Le reste à charge se finance, il ne se paie pas nécessairement au comptant : sur le cas type à Moulin-Mage, le reste à charge d'un ménage très modeste ressort à 6 000 € après aide ANAH et prise en charge de l'accompagnement. Étalé sur quinze ans en éco-prêt à taux zéro, cela représente de l'ordre de 35 € par mois, à comparer aux 1 400 € d'économie annuelle attendue sur la facture d'énergie.
La part de logements occupés par leur propriétaire indique en creux le volume du parc locatif privé concerné à Moulin-Mage. On relève 2.05 personne(s) par logement, 95 % de maisons individuelles, 144 résidences principales recensées, en zone climatique H2c. Ces valeurs ne décident d'aucun projet à elles seules, mais elles fixent l'ordre de grandeur dans lequel un chiffrage à Moulin-Mage est crédible.
Le solde se finance : à Moulin-Mage, le reste à charge du cas type le plus aidé s'établit à 6 000 € après aide ANAH et prise en charge de l'accompagnement jusqu'à 2 000 €. Étalé en éco-prêt sur quinze ans, cela représente environ 35 € par mois, quand le logement loué contribue déjà à 1 400 € d'économie annuelle attendue.
Amortissement à Moulin-Mage : le poste de 2 177 500 € s'étale sur une vingtaine d'années d'usage, soit 108 875 € par an. Encore faut-il que les critères de décence et un engagement de loyer maîtrisé reste vérifié après travaux, faute de quoi la performance se dégrade avant la fin de l'amortissement.
Exigence opposable à Moulin-Mage : les critères de décence et un engagement de loyer maîtrisé. Elle doit figurer sur le devis initial, pas seulement sur la facture. Un dossier de la remise à niveau d'un logement mis en location qui en fait l'économie s'expose à un refus de prise en charge, l'aide comme le CEE s'appuyant sur ce critère.

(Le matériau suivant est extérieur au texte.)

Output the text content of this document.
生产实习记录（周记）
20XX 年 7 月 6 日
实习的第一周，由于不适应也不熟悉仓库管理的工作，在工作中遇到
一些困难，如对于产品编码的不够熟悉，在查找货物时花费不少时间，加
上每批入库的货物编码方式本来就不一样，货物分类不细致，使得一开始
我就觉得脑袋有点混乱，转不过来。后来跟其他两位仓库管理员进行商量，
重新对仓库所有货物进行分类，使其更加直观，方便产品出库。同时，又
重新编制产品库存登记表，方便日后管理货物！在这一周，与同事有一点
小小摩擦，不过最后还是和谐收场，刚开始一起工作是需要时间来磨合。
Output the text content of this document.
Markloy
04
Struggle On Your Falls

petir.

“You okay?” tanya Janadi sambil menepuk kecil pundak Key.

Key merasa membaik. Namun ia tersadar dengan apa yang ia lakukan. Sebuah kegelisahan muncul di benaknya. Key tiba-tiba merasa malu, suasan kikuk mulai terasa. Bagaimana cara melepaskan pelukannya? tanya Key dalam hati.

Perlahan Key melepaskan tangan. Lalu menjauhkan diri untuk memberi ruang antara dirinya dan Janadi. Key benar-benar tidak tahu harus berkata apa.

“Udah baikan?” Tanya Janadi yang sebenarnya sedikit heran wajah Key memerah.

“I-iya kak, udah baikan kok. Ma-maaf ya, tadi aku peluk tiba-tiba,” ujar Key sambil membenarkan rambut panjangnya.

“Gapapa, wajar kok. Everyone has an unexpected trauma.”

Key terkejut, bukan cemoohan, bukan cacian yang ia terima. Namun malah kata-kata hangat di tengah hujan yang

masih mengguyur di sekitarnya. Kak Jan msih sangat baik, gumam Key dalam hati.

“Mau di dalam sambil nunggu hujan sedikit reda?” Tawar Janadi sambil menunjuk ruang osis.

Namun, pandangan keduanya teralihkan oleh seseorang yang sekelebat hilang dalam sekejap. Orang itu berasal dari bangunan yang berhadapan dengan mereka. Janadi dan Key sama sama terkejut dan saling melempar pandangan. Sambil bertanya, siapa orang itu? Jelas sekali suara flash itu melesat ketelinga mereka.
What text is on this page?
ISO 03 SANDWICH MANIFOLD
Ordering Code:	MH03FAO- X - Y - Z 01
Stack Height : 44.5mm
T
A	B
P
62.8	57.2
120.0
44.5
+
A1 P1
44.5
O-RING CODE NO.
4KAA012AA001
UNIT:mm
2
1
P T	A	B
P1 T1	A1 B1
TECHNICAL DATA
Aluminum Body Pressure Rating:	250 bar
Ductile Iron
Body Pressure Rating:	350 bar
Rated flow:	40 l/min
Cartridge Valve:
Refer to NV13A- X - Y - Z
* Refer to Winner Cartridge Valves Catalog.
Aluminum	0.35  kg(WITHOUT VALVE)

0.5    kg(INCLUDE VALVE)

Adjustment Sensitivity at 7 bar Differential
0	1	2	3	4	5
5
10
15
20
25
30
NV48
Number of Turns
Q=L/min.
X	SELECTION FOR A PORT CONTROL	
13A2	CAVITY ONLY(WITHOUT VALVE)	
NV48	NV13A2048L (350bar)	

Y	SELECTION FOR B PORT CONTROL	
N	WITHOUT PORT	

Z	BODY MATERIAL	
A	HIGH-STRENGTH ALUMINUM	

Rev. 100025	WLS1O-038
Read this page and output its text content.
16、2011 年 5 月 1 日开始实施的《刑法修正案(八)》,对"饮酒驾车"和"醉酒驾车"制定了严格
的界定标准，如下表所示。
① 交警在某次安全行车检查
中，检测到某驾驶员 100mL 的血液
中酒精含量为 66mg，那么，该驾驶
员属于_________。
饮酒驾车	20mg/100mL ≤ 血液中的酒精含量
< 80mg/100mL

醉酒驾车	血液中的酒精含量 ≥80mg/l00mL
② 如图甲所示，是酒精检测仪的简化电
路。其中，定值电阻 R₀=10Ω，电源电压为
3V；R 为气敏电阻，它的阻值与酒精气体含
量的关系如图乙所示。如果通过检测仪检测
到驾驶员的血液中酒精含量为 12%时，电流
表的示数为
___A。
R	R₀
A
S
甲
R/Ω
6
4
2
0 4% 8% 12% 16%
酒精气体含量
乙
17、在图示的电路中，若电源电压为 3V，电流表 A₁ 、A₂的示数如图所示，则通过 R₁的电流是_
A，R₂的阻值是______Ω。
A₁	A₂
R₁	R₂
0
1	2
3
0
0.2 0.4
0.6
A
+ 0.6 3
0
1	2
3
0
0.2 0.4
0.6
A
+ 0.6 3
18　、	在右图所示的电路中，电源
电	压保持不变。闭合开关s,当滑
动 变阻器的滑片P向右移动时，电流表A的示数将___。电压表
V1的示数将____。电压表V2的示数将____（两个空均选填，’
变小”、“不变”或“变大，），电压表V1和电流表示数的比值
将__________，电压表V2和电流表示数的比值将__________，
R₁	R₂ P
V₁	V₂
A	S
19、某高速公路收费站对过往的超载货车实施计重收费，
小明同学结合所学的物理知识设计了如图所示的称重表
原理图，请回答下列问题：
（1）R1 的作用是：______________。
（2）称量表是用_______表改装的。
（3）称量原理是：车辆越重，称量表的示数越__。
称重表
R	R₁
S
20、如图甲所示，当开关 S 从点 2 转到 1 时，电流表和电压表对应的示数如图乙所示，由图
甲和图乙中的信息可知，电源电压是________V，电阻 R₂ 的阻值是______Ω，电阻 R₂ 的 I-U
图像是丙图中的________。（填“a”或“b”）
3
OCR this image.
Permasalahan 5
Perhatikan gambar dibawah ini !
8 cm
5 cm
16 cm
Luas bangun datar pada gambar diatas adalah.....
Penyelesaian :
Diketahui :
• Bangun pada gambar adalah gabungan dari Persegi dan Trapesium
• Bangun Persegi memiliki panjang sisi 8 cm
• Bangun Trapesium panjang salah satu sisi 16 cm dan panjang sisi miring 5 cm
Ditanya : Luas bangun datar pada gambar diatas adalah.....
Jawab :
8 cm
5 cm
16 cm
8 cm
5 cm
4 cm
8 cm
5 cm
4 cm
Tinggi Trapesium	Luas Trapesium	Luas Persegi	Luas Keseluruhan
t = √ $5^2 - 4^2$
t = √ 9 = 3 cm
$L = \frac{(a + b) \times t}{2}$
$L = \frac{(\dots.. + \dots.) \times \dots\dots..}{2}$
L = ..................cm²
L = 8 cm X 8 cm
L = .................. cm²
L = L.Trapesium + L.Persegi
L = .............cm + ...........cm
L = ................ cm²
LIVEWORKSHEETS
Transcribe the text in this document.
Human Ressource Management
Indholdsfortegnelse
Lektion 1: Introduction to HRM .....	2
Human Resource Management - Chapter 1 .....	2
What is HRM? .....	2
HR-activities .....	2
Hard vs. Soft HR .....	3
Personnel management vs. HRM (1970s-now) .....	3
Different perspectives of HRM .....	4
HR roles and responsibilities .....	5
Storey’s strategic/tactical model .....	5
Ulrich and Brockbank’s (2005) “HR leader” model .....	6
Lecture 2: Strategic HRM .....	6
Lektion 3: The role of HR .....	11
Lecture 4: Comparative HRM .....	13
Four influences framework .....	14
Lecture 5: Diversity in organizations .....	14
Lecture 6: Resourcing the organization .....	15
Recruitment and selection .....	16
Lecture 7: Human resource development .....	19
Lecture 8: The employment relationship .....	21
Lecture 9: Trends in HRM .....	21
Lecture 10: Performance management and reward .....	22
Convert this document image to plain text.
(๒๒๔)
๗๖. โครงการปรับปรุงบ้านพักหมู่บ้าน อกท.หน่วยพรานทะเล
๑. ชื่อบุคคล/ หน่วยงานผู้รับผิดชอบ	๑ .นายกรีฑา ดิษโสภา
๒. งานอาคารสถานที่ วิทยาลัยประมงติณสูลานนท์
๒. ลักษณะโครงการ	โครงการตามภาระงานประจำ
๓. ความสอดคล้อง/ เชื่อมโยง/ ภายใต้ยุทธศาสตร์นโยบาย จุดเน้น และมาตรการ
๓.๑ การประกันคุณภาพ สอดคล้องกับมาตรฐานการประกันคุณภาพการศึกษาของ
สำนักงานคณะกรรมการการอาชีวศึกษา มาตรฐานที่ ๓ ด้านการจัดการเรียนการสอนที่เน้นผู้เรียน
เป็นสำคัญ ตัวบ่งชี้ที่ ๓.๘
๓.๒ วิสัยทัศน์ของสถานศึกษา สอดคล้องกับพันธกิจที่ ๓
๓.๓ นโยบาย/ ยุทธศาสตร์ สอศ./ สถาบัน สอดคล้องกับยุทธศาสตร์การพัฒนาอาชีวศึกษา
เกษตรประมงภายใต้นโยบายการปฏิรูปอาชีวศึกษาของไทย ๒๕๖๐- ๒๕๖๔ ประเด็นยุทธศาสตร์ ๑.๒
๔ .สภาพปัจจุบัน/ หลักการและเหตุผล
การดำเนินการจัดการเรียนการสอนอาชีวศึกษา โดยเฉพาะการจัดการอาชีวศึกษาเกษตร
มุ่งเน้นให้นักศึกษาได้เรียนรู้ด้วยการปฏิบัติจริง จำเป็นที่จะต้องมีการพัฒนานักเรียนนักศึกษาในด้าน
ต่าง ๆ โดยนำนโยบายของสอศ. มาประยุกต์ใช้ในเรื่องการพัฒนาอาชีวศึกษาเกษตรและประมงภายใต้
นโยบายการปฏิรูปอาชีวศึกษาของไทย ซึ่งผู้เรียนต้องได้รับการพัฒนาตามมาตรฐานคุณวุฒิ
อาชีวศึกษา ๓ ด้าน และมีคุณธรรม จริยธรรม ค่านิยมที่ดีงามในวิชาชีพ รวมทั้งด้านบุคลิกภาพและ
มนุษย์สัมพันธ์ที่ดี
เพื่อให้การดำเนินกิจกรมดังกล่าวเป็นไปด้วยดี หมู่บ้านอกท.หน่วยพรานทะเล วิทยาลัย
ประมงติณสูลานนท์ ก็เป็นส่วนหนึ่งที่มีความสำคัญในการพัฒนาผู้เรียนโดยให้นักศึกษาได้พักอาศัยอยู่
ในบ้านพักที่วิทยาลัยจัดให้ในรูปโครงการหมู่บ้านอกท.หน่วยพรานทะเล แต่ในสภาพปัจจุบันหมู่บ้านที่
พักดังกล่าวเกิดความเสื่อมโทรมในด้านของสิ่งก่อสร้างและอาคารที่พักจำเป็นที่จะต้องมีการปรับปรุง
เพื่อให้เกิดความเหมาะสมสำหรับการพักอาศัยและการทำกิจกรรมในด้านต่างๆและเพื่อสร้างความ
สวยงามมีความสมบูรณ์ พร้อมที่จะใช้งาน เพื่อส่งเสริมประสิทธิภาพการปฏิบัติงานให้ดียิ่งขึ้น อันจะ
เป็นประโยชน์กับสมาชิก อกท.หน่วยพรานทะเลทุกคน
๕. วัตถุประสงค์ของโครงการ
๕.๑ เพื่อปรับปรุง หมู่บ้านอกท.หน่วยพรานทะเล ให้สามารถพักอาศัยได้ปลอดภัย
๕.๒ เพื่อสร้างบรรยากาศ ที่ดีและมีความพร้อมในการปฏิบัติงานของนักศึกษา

Le taux de TVA n'est pas un détail sur ce type de chantier : à 5,5 %, la remise à niveau d'un logement mis en location facturé 2 177 500 € TTC à Moulin-Mage supporte 113 519 € de taxe. Une facturation à 20 % par erreur renchérit le projet de plusieurs milliers d'euros et se rattrape mal après coup.
Le métré fait foi avant toute discussion de prix : à Moulin-Mage, sur une base de 105 m² en zone H2c, la remise à niveau d'un logement mis en location représente de l'ordre de 65 logement du parc locatif. Multiplié par un prix unitaire de 22 000 à 45 000 €, on obtient une fourchette de 1 430 000 € à 2 925 000 € TTC, que le plafond d'assiette de 40 000 € HT vient ensuite borner.
Planning réaliste à Moulin-Mage : cinq à neuf mois d'intervention pour un opérateur agréé par l'Anah sur la remise à niveau d'un logement mis en location. Placer ce lot trop tard dans la séquence revient à rouvrir des ouvrages finis, avec le surcoût correspondant et un décalage de la date de réception.
Le parc local commande la faisabilité : sur 144 résidences principales, on estime 137 maisons individuelles (95 %) à Moulin-Mage. La vacance du logement pendant les travaux lourds y devient l'arbitrage dominant, bien avant le choix de matériau, pour la remise à niveau d'un logement mis en location.